British Prime Minister David Cameron also said the release was long overdue.
“Aung San Suu Kyi is an inspiration for all of us who believe in freedom of speech, democracy and human rights,” he said in a statement.
“It is now crucial that Aung San Suu Kyi has unrestricted freedom of movement and speech and can participate fully in her country’s political process,” European Commissioner Jose Manuel Barroso said.
Suu Kyi’s release is likely to provide a big boost to her party.
“There is no formal opposition (in Burma) so her release is going to represent an opportunity to re-energize and reorganize this opposition. So in that sense, of revitalizing the opposition in some concrete way, Suu Kyi’s release is going to be very pivotal,” said Muang Zarni, an exiled dissident and Burma research fellow at the London School of Economics.
But Suu Kyi herself earlier cautioned about optimism.
“My release should not be looked at as a major breakthrough for democracy. For all people in Burma to enjoy basic freedom, that would be a major breakthrough,” she said after her earlier release in 2002.
Suu Kyi was convicted last year of violating the terms of her previous detention by briefly sheltering an American man who swam uninvited to her lakeside home, extending a period of continuous detention that began in 2003 after her motorcade was ambushed in northern Burma by a government-backed mob.
Suu Kyi has shown her mettle time and again since taking up the democracy struggle in 1988.
Having spent much of her life abroad, she returned home to take care of her ailing mother just as mass demonstrations were breaking out against 25 years of military rule. She was quickly thrust into a leadership role, mainly because she was the daughter of Aung San, who led Burma to independence from Britain before his assassination by political rivals.
She rode out the military’s bloody suppression of street demonstrations to help found the NLD. Her defiance gained her fame and honour, most notably the 1991 Nobel Peace Prize.
Charismatic, tireless and outspoken, her popularity threatened the country’s new military rulers. In 1989, she was detained on trumped-up national security charges and put under house arrest. She was not released until 1995 and has spent various periods in detention since then.
Suu Kyi’s freedom had been a key demand of Western nations and groups critical of the military regime’s poor human rights record. The military government, seeking to burnish its international image, had responded previously by offering to talk with her, only to later shy away from serious negotiations.
Suu Kyi — who was barred from running in this month’s elections — plans to help probe allegations of voting fraud, according to Nyan Win, who is a spokesman for her party, which was officially disbanded for refusing to reregister for this year’s polls.
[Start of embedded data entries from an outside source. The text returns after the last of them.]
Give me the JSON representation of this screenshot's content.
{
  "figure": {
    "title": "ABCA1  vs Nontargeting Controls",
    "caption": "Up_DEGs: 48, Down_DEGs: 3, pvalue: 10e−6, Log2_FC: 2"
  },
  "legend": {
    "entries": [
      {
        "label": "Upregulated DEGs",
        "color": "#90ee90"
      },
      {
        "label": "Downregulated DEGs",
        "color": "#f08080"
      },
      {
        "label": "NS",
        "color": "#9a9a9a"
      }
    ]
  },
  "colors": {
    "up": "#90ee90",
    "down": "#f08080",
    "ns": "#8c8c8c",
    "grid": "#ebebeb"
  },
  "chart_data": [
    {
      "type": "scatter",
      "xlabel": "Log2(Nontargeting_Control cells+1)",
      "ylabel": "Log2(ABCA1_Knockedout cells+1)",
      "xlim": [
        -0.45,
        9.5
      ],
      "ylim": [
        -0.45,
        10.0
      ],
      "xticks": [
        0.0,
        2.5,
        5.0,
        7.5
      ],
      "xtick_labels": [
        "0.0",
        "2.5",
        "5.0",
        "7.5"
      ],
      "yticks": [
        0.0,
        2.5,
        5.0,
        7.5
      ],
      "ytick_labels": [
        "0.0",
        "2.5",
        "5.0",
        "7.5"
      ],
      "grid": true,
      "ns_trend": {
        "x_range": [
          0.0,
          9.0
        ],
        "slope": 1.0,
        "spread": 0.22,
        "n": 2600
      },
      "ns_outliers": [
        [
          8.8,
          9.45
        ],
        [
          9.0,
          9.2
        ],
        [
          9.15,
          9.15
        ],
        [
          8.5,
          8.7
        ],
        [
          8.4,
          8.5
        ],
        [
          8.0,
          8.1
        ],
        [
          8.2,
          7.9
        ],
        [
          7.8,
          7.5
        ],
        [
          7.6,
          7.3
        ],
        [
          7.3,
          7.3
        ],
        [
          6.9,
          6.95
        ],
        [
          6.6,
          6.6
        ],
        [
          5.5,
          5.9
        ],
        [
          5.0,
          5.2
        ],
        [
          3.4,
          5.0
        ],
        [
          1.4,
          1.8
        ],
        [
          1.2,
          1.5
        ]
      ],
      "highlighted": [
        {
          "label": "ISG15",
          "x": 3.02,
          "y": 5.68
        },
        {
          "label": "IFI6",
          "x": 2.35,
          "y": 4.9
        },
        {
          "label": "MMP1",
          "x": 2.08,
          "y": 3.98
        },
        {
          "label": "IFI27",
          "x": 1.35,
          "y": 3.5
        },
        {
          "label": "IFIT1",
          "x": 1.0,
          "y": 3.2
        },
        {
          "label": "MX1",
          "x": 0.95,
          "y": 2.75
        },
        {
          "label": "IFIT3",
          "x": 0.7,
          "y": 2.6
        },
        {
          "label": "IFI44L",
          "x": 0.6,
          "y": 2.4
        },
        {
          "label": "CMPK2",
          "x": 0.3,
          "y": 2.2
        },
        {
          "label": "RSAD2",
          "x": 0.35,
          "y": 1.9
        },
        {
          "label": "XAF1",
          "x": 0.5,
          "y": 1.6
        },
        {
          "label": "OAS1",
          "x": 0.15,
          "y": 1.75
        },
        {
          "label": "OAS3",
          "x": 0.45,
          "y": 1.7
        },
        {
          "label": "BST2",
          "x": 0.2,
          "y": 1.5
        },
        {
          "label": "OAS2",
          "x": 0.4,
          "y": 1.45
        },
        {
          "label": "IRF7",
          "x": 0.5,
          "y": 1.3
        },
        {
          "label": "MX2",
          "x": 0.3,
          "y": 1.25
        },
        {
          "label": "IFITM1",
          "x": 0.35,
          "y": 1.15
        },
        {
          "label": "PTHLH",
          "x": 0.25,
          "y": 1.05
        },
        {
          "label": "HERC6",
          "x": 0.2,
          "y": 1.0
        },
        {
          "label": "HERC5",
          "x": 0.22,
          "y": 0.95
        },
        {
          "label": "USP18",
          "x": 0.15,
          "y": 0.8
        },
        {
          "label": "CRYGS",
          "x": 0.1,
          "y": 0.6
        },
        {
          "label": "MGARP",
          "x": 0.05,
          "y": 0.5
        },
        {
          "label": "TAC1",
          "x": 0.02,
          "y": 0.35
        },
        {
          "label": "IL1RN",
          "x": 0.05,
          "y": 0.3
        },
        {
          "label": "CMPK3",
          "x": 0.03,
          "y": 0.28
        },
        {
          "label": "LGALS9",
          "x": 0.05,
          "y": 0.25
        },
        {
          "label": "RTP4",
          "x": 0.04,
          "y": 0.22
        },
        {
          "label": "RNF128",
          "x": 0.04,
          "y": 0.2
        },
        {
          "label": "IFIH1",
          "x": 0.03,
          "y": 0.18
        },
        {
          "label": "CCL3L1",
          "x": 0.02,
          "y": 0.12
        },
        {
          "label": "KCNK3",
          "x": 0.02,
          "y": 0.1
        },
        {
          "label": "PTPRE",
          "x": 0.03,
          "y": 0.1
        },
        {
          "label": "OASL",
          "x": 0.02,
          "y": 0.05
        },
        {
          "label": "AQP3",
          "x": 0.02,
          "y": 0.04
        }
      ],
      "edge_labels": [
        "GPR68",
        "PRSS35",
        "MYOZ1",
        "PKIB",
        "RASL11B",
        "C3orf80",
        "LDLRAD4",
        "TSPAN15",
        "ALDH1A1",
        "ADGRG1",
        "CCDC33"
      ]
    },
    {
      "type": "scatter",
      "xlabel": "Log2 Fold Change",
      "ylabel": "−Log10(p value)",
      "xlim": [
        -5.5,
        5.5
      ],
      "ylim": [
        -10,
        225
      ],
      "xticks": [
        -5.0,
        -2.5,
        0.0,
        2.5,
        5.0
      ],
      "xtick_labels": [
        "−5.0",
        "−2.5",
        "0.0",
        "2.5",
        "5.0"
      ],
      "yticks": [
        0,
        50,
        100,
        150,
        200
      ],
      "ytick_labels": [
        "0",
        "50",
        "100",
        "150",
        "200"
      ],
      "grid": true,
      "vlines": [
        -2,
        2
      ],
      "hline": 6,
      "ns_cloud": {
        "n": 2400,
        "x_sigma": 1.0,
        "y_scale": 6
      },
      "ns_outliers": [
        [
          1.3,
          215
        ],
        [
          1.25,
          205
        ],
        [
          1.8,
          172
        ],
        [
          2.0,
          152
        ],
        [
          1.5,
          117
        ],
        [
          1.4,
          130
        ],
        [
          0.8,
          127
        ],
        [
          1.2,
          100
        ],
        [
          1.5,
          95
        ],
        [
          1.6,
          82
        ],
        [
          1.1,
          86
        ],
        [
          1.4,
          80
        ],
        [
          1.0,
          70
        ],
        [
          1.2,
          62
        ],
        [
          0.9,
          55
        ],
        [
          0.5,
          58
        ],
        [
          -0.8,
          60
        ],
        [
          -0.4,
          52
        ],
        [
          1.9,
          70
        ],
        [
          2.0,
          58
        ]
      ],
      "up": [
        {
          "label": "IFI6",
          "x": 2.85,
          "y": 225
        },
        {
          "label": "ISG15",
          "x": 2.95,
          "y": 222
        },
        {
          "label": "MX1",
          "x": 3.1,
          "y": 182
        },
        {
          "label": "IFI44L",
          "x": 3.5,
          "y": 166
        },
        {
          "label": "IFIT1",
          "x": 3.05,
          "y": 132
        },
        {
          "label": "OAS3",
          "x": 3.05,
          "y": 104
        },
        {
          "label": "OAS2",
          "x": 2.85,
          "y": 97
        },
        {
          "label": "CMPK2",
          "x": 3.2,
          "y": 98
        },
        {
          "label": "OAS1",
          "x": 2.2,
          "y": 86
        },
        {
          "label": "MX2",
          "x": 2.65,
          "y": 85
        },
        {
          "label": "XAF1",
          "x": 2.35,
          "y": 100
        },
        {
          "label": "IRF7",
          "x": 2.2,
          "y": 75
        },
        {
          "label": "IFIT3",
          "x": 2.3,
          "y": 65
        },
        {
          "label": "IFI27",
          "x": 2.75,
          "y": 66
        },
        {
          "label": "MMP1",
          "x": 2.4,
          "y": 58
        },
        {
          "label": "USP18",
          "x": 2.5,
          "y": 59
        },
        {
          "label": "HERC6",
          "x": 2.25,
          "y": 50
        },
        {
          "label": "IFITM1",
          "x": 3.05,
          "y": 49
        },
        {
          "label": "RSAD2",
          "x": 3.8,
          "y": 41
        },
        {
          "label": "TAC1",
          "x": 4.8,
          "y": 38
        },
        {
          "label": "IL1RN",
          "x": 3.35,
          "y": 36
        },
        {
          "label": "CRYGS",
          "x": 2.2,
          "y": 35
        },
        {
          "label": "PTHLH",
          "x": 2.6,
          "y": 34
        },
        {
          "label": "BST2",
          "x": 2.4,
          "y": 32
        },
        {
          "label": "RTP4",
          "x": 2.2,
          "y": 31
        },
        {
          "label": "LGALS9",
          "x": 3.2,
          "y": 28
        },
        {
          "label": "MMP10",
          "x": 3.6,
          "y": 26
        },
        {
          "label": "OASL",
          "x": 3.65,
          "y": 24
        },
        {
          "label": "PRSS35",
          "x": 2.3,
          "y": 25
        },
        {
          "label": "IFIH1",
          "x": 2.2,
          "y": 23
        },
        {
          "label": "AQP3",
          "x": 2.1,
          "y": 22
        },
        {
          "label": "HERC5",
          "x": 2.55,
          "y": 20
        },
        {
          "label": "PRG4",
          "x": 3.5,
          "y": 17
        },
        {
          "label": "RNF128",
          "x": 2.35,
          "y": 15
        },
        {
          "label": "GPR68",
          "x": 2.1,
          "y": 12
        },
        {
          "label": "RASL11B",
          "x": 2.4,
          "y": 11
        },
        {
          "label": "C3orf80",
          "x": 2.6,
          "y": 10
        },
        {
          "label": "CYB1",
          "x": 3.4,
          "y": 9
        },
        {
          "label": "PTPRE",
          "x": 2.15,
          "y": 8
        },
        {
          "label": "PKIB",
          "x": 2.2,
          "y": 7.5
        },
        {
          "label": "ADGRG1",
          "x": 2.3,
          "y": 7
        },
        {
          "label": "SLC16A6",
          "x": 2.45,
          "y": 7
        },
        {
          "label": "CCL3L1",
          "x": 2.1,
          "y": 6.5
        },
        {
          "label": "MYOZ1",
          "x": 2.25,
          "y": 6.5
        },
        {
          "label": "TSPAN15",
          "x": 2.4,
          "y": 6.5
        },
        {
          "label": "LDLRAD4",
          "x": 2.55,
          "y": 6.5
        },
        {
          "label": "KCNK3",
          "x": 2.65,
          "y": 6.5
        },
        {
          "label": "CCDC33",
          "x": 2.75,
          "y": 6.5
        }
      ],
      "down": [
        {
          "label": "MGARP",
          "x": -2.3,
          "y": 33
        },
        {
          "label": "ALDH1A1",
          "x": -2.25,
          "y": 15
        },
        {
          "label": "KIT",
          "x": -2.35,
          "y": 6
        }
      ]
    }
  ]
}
Such action, which could embarrass the junta, poses the sort of challenge the military has reacted to in the past by detaining Suu Kyi.
Awaiting her release in neighbouring Thailand was the younger of her two sons, Kim Aris, who is seeking the chance to see his mother for the first time in 10 years. Aris lives in Britain and has been repeatedly denied visas.
Her late husband, British scholar Michael Aris, raised their sons in England. Their eldest son, Alexander Aris, accepted the Nobel Peace Prize on his mother’s behalf in 1991 and reportedly lives in the United States.
Michael Aris died of cancer in 1999 at age 53 after having been denied visas to see his wife for the three years before his death. Suu Kyi could have left Burma to see her family but decided not to, fearing the junta would not allow her back in.